Gadis itu meremat selembar kain kerudung yang ia gunakan untuk menutupi kakinya dari rasa dingin, bola matanya terasa memanas sampai-sampai butiran air asin yang seharusnya mengkristal kini terasa meleleh perlahan. Sena masih bisa menahannya, tapi entah akan berapa lama.

Sena sendirian, berkorban untuk melindungi martabat Nuha sebagai seorang lelaki yang dipandang baik oleh setiap mata. Sena tidak keberatan, sungguh, tapi haruskah dengan cara yang seperti ini?
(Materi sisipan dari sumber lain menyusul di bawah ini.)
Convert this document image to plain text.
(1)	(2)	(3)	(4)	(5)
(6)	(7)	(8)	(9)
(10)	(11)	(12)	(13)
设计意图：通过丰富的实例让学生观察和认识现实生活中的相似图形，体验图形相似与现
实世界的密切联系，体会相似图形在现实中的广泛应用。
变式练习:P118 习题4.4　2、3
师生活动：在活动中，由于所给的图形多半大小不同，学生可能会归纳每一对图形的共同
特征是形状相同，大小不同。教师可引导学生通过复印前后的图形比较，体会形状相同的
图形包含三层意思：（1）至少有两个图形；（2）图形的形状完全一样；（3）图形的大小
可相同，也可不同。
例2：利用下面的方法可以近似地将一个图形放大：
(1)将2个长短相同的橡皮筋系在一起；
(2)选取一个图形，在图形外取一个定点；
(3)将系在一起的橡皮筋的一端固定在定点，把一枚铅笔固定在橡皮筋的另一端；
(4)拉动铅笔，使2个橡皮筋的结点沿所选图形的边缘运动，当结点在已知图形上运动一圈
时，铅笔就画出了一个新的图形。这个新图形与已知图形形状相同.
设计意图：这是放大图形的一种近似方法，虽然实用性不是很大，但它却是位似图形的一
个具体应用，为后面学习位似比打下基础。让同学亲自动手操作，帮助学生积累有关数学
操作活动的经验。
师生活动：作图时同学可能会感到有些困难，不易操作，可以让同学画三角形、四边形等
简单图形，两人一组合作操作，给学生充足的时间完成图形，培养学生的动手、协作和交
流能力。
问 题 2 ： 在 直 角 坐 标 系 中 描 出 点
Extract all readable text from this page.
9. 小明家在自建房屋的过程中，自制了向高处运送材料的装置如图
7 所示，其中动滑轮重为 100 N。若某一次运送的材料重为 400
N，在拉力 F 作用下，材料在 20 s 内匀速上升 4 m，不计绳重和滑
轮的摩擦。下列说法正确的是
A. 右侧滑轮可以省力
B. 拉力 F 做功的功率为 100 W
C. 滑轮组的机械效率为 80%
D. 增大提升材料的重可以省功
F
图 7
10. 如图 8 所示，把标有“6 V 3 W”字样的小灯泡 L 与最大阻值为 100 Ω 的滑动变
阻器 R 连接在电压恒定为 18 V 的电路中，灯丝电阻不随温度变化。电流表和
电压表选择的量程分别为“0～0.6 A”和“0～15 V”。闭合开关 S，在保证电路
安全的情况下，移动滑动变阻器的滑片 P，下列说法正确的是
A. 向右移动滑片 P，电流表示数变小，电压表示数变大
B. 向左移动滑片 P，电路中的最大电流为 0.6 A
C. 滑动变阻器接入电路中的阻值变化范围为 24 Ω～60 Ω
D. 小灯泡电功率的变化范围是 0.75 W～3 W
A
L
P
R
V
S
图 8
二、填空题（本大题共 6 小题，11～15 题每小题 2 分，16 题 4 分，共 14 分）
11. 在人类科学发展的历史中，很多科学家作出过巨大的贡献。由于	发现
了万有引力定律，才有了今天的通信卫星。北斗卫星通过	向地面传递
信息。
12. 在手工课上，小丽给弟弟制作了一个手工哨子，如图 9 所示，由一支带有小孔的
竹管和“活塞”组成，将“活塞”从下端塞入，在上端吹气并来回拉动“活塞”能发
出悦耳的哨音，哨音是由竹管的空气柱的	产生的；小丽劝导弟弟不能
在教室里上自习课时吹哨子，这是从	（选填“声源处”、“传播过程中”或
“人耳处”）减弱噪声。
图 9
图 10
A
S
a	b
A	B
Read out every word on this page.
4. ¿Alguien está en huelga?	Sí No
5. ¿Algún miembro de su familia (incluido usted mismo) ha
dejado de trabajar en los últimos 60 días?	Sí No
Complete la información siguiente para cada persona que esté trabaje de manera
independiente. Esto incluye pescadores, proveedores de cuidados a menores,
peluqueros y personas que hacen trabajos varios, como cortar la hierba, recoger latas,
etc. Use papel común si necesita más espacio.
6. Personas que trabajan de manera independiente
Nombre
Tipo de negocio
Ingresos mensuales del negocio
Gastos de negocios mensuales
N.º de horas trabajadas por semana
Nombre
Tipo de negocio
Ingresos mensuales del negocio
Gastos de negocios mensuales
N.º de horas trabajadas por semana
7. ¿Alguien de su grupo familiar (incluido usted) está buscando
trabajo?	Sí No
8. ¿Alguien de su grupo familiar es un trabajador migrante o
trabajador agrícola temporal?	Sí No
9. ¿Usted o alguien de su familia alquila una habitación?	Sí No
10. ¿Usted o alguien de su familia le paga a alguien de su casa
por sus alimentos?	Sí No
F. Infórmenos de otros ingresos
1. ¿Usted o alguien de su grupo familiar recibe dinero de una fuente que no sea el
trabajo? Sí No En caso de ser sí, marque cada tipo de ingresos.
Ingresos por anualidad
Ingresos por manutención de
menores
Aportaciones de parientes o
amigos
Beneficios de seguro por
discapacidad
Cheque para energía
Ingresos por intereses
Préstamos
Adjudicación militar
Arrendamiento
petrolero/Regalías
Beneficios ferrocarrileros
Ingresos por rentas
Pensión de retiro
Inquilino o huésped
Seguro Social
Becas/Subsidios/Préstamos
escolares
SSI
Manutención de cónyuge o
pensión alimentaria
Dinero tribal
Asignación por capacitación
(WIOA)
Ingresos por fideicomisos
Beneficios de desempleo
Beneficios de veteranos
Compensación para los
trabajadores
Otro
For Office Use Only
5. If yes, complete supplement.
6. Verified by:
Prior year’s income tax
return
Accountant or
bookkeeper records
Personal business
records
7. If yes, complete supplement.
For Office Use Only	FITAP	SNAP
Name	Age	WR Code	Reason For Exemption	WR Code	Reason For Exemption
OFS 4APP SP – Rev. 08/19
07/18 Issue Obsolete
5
Nenek tahu jika hujan akan jatuh, namun dia terus saja mendorong Sena untuk pergi jauh meninggalkan rumah. Sampai sekarang Sena merasa jika ia telah kehilangan simpati Nenek sepenuhnya.

Kemudian suara tawa memecah keheningan, Sena mengusap wajahnya dengan monolog, "Daripada yang sebelumnya udah pernah gue rasain, ini nggak ada apa-apanya."

Ini yang membuat Sena tidak kenal apa itu menyerah, pengalaman-pengalaman buruk yang pernah ia lewati selama hidup dengan Pak Raden membuatnya kembali ke titik pendakian.

Seruan azan pertanda masuk waktu isya' terdengar, Sena ingat, sebelum sampai di terminal ini dia sempat mampir ke sebuah masjid untuk menunaikan salat maghrib, dan letak masjid itu kelihatan tidak jauh dari sini.

Sena bangkit dari tempatnya berdiam, mungkin sambil beribadah, dia juga bisa beristirahat di sana. Kendati dia harus merelakan seluruh tubuhnya basah lantaran menerobos hujan. Gadis itu hanya meletakkan tasnya di atas kepala sebagai tudung.

Sampai di masjid, Sena segera berwudhu dan ikut memposisikan diri sebagai makmum sebagaimana mestinya. Karena cuaca sedang hujan, tidak banyak orang yang berjamaah di masjid. Bahkan Sena menjadi satu-satunya makmum wanita di sini.

Di depan sana, seorang imam mulai membaca surah Al Fatihah. Seharusnya sebagai makmum Sena fokus mendengarkan, akan tetapi hati gadis itu malah berbisik, Gue kaya kenal sama suara ini.

.

Belasan tahun hidup dan tinggal di tempat yang sama, baru kali ini Nuha merasa tidak betah berada di rumahnya sendiri. Dia terjebak, kedatangan Aziza memaksanya untuk tetap tinggal sekalipun Nuha berusaha memaksakan dirinya untuk pergi menyusul dan memastikan keadaan Sena.

Jika saja tahu mengambil pesanan Nenek sama dengan kehilangan Sena dari jangkauan matanya, mungkin Nuha akan mengajak Sena bersamanya tadi.

Menyesal di belakang memang tiada guna, kedatangan Aziza bersama keluarganya juga bukanlah sesuatu bisa dengan mudah ia tebak. Karena jika iya, mungkin Nuha tidak akan secanggung ini sekarang.